How to address the challenges of the "curse of dimensionality" in clustering? Clustering is a powerful data mining technique for structuring and organizing vast amounts of data. However, the high-dimensional data space is usually very sparse and meaningful clusters can only be found in lower dimensional subspaces. In many applications the subspaces hosting the clusters provide valuable information for interpreting the major patterns in the data. Detection of subspace clusters is challenging since usually many of the attributes are noisy, some attributes may exhibit correlations among each other and only few of the attributes truly contribute to the cluster structure.

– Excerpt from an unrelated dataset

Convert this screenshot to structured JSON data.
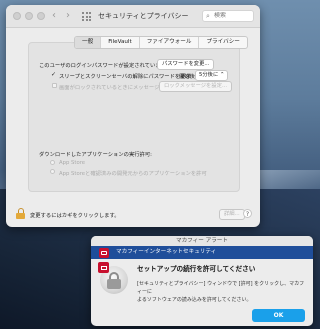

In this paper, we propose ORSC (Arbitrarily ORiented Synchronized Clusters), a novel effective and efficient method to subspace clustering inspired by synchronization. Synchronization is a basic phenomenon prevalent in nature, capable of controlling even highly complex processes such as opinion formation in a group. Control of complex processes is achieved by simple operations based on interactions between objects. Relying on the interaction model for synchronization, our approach ORSC (1) naturally detects correlation clusters in arbitrarily oriented subspaces, including (2) arbitrarily shaped non-linear correlation clusters. Our approach is (3) robust against noise points and outliers. In contrast to previous methods, ORSC is (4) easy to parameterize, since there is no need to specify the subspace dimensionality and all interesting subspace clusters can be detected. Finally, (5) ORSC outperforms most comparison methods in terms of runtime efficiency and is highly scalable to large and high-dimensional data sets.